En 1935, âgé de 22 ans, Aimé Césaire, de voyage en Yougoslavie pour l’été, aperçoit l’île Martin. Ce nom résonne en lui. Il repense à la Martinique, son « pays natal » qu’il a quitté à 18 ans pour Paris. Cet épisode marque le début de la rédaction du Cahier d’un retour au pays natal publié dans la revue Volontés en 1939 et chez Présence Africaine en 1956. Dans ce long poème, le retour sur son origine s’accompagne d’une prise de conscience de la condition inégalitaire des Noirs. L’œuvre se fait alors cri d’indignation et appelle à une pleine affirmation de soi. Le regard désormais tourné vers la Martinique, Césaire en peint la misère. L’île est rongée par la pauvreté et dépossédée d’une culture qui serait sienne. A partir de ce tableau, le poète convoque d’autres temporalités et d’autres géographies pour nommer et refonder la condition noire. Cette quête identitaire passe par une distorsion de la langue. L’œuvre oscille entre versification, prose poétique et chant incantatoire. Elle mêle trivial et référence biblique, argot et parole érudite, onomatopée et mot rare. La langue est considérée comme arme principale de la colonisation. Alors, le poète la détourne et s’en empare pour combattre l’oppression.
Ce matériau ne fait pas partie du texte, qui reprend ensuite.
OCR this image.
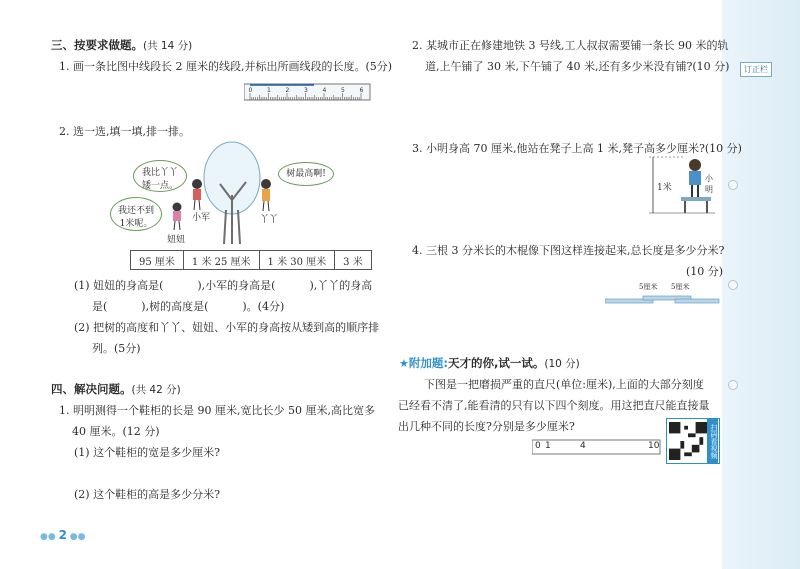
订正栏
三、按要求做题。(共 14 分)
1. 画一条比图中线段长 2 厘米的线段,并标出所画线段的长度。(5分)
0 1 2 3 4 5 6
2. 选一选,填一填,排一排。
我比丫丫
矮一点。
我还不到
1米呢。
树最高啊!
小军
妞妞
丫丫
95 厘米	1 米 25 厘米	1 米 30 厘米	3 米
(1) 妞妞的身高是(	),小军的身高是(	),丫丫的身高
是(	),树的高度是(	)。(4分)
(2) 把树的高度和丫丫、妞妞、小军的身高按从矮到高的顺序排
列。(5分)
四、解决问题。(共 42 分)
1. 明明测得一个鞋柜的长是 90 厘米,宽比长少 50 厘米,高比宽多
40 厘米。(12 分)
(1) 这个鞋柜的宽是多少厘米?
(2) 这个鞋柜的高是多少分米?
●● 2 ●●
2. 某城市正在修建地铁 3 号线,工人叔叔需要铺一条长 90 米的轨
道,上午铺了 30 米,下午铺了 40 米,还有多少米没有铺?(10 分)
3. 小明身高 70 厘米,他站在凳子上高 1 米,凳子高多少厘米?(10 分)
1米
小明
4. 三根 3 分米长的木棍像下图这样连接起来,总长度是多少分米?
(10 分)
5厘米 5厘米
★附加题:天才的你,试一试。(10 分)
下图是一把磨损严重的直尺(单位:厘米),上面的大部分刻度
已经看不清了,能看清的只有以下四个刻度。用这把直尺能直接量
出几种不同的长度?分别是多少厘米?
0 1	4	10	扫码看视频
Au fil des pages, entraînés par un rythme poétique effréné, nous observons le passage d’une identité prescrite à une identité choisie. Le terme « nègre » est repris dans toutes ses acceptions péjoratives afin de les détourner et de les sublimer. La « négritude » s’impose comme moyen de refondation d’identités dont l’histoire et la spécificité sont niées dans l’espace social. Le « je » du poète se meut avec intensité et convoque avec lui tous les opprimés. Sous nos yeux, une conscience s’affirme en acte et se redresse fièrement face à la foule.